Monte-Cristo sourit.
«Bien, monsieur, dit-il; je vois que, malgré la réputation qu’on vous a faite d’homme supérieur, vous voyez toute chose au point de vue matériel et vulgaire de la société, commençant à l’homme et, finissant à l’homme, c’est-à-dire au point de vue le plus restreint et le plus étroit qu’il ait été permis à l’intelligence humaine d’embrasser.
– Expliquez-vous, monsieur, dit Villefort de plus en plus étonné, je ne vous comprends pas… très bien.
– Je dis, monsieur, que, les yeux fixés sur l’organisation sociale des nations, vous ne voyez que les ressorts de la machine, et non l’ouvrier sublime qui la fait agir, je dis que vous ne reconnaissez devant vous et autour de vous que les titulaires des places dont les brevets ont été signés par des ministres ou par un roi, et que les hommes que Dieu a mis au-dessus des titulaires, des ministres et des rois, en leur donnant une mission à poursuivre au lieu d’une place à remplir, je dis que ceux-là échappent à votre courte vue. C’est le propre de la faiblesse humaine aux organes débiles et incomplets. Tobie prenait l’ange qui venait lui rendre la vue pour un jeune homme ordinaire. Les nations prenaient Attila, qui devait les anéantir, pour un conquérant comme tous les conquérants et il a fallu que tous révélassent leurs missions célestes pour qu’on les reconnût; il a fallu que l’un dit: «Je suis l’ange du Seigneur»; et l’autre: «Je suis le marteau de Dieu», pour que l’essence divine de tous deux fût révélée.

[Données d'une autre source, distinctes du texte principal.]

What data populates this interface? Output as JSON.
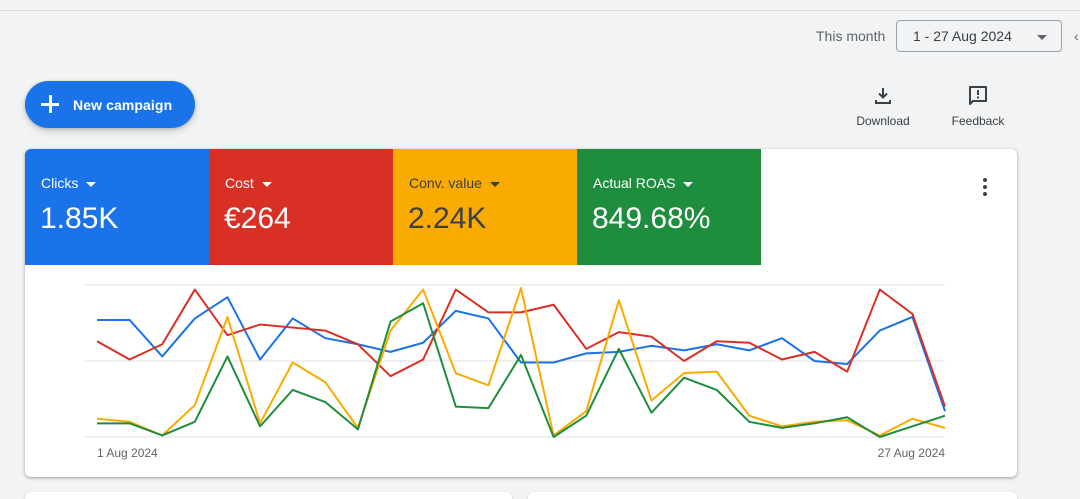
{
  "header": {
    "period_label": "This month",
    "date_range": "1 - 27 Aug 2024"
  },
  "actions": {
    "new_campaign": "New campaign",
    "download": "Download",
    "feedback": "Feedback"
  },
  "metrics": [
    {
      "name": "Clicks",
      "value": "1.85K",
      "color": "#1a73e8"
    },
    {
      "name": "Cost",
      "value": "€264",
      "color": "#d93025"
    },
    {
      "name": "Conv. value",
      "value": "2.24K",
      "color": "#f9ab00"
    },
    {
      "name": "Actual ROAS",
      "value": "849.68%",
      "color": "#1e8e3e"
    }
  ],
  "chart_data": {
    "type": "line",
    "x": [
      "1 Aug 2024",
      "2 Aug 2024",
      "3 Aug 2024",
      "4 Aug 2024",
      "5 Aug 2024",
      "6 Aug 2024",
      "7 Aug 2024",
      "8 Aug 2024",
      "9 Aug 2024",
      "10 Aug 2024",
      "11 Aug 2024",
      "12 Aug 2024",
      "13 Aug 2024",
      "14 Aug 2024",
      "15 Aug 2024",
      "16 Aug 2024",
      "17 Aug 2024",
      "18 Aug 2024",
      "19 Aug 2024",
      "20 Aug 2024",
      "21 Aug 2024",
      "22 Aug 2024",
      "23 Aug 2024",
      "24 Aug 2024",
      "25 Aug 2024",
      "26 Aug 2024",
      "27 Aug 2024"
    ],
    "x_tick_labels": [
      "1 Aug 2024",
      "27 Aug 2024"
    ],
    "ylim": [
      0,
      100
    ],
    "grid": true,
    "series": [
      {
        "color": "#1a73e8",
        "values": [
          77,
          77,
          53,
          78,
          92,
          51,
          78,
          65,
          61,
          56,
          62,
          83,
          78,
          49,
          49,
          55,
          56,
          60,
          57,
          61,
          57,
          65,
          50,
          48,
          70,
          79,
          17
        ]
      },
      {
        "color": "#d93025",
        "values": [
          63,
          51,
          61,
          97,
          67,
          74,
          72,
          70,
          61,
          40,
          51,
          97,
          82,
          82,
          87,
          58,
          69,
          66,
          50,
          63,
          62,
          51,
          56,
          43,
          97,
          81,
          20
        ]
      },
      {
        "color": "#f9ab00",
        "values": [
          12,
          10,
          1,
          21,
          79,
          9,
          49,
          36,
          6,
          70,
          97,
          42,
          34,
          98,
          1,
          17,
          90,
          24,
          42,
          43,
          14,
          7,
          10,
          11,
          1,
          12,
          6
        ]
      },
      {
        "color": "#1e8e3e",
        "values": [
          9,
          9,
          1,
          10,
          53,
          7,
          31,
          23,
          5,
          76,
          88,
          20,
          19,
          54,
          0,
          14,
          58,
          16,
          39,
          31,
          10,
          6,
          9,
          13,
          0,
          7,
          14
        ]
      }
    ]
  }
}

– Alors, dit Villefort de plus en plus étonné et croyant parler à un illuminé ou à un fou, vous vous regardez comme un de ces êtres extraordinaires que vous venez de citer?

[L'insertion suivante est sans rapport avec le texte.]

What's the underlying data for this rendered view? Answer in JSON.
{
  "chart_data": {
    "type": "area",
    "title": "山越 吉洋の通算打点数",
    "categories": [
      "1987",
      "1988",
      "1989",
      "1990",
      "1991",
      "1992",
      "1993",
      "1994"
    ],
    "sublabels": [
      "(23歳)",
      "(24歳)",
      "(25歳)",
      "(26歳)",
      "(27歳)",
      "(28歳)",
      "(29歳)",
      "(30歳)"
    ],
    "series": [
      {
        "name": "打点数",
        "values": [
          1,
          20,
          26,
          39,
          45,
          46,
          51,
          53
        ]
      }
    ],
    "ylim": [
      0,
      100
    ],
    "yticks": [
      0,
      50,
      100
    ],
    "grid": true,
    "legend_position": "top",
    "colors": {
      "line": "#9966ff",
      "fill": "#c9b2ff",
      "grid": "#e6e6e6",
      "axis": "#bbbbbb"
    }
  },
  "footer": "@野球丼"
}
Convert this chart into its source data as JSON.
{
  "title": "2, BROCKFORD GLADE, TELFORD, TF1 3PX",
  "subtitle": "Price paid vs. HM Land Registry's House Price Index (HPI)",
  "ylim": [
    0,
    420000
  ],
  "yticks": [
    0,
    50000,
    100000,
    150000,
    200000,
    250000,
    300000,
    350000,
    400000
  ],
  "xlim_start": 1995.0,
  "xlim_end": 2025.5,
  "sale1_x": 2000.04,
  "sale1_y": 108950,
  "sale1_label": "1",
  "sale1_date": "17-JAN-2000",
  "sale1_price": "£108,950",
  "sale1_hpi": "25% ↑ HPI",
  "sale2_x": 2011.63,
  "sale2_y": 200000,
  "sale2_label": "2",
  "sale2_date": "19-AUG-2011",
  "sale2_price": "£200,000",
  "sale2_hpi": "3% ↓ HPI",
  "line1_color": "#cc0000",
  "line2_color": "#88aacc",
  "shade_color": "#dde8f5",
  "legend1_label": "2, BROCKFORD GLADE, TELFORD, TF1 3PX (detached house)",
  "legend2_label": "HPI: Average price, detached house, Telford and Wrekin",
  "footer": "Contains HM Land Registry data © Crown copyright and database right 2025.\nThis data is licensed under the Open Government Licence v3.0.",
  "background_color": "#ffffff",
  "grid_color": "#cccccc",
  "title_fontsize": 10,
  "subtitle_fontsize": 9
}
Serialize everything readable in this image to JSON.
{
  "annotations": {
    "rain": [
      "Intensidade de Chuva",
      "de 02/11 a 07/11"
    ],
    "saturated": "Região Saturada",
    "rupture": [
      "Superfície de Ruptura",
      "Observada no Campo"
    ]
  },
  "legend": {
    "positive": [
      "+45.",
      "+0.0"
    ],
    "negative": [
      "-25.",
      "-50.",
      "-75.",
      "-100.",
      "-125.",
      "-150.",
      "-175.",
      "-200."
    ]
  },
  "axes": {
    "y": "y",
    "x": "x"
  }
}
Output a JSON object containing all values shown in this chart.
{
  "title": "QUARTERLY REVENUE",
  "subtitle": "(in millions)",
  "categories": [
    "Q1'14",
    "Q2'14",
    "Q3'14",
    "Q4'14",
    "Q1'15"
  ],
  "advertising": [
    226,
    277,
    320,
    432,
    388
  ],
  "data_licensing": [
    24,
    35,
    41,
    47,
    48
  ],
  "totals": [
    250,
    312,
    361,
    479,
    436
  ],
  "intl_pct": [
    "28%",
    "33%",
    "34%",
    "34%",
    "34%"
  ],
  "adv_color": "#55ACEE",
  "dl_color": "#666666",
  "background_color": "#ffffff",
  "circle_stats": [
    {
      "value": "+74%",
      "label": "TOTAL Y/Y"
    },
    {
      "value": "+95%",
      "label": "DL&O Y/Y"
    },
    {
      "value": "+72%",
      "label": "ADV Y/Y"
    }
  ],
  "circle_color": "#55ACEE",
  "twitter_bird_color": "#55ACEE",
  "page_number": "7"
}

– Pourquoi pas? dit froidement Monte-Cristo.
– Pardon, monsieur, reprit Villefort abasourdi mais vous m’excuserez si, en me présentant chez vous, j’ignorais me présenter chez un homme dont les connaissances et dont l’esprit dépassent de si loin les connaissances ordinaires et l’esprit habituel des hommes. Ce n’est point l’usage chez nous, malheureux corrompus de la civilisation, que les gentilshommes possesseurs comme vous d’une fortune immense, du moins à ce qu’on assure, remarquez que je n’interroge pas, que seulement je répète, ce n’est pas l’usage, dis-je, que ces privilégiés des richesses perdent leur temps à des spéculations sociales, à des rêves philosophiques, faits tout au plus pour consoler ceux que le sort a déshérités des biens de la terre.

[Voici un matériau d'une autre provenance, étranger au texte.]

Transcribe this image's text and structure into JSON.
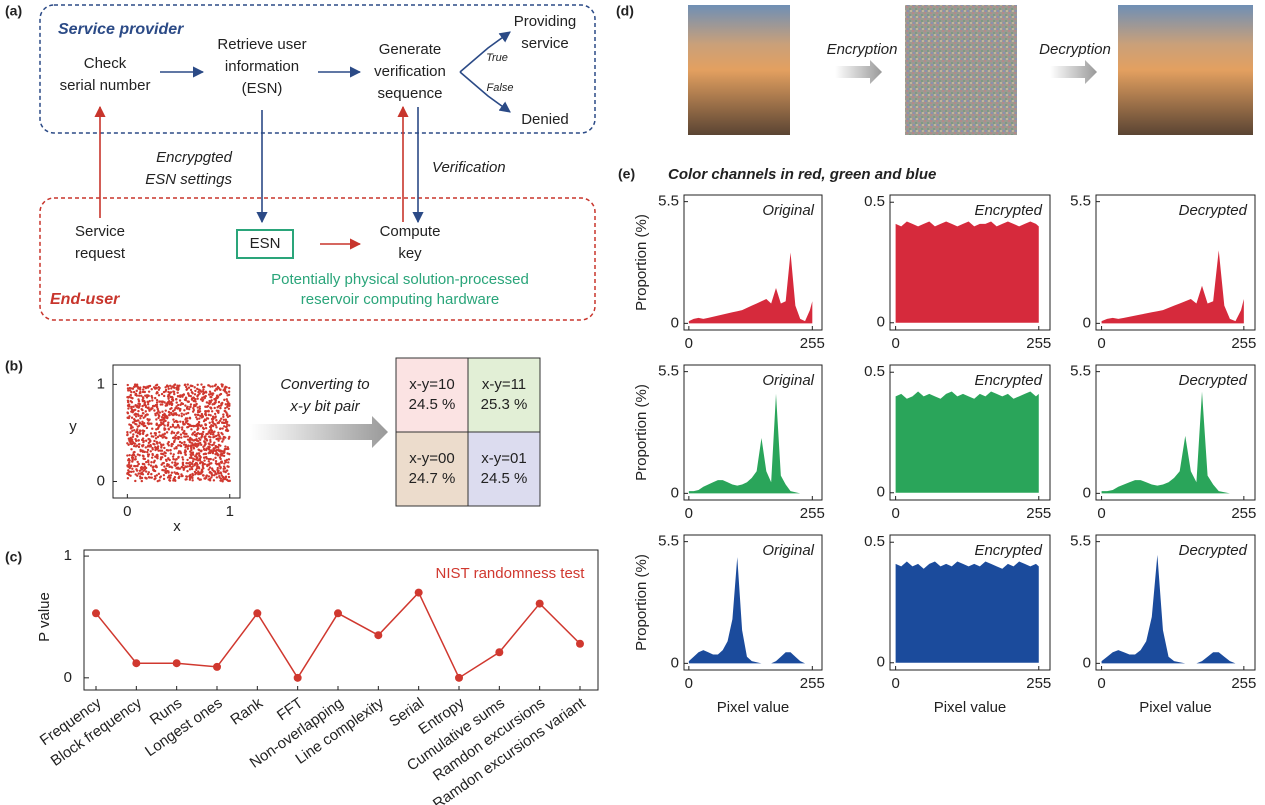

– Eh! monsieur, reprit le comte, en êtes-vous donc arrivé à la situation éminente que vous occupez sans avoir admis, et même sans avoir rencontré des exceptions, et n’exercez-vous jamais votre regard, qui aurait cependant tant besoin de finesse et de sûreté, à deviner d’un seul coup sur quel homme est tombé votre regard? Un magistrat ne devrait-il pas être, non pas le meilleur applicateur de la loi, non pas le plus rusé interprète des obscurités de la chicane, mais une sonde d’acier pour éprouver les cœurs, mais une pierre de touche pour essuyer l’or dont chaque âme est toujours faite avec plus ou moins d’alliage?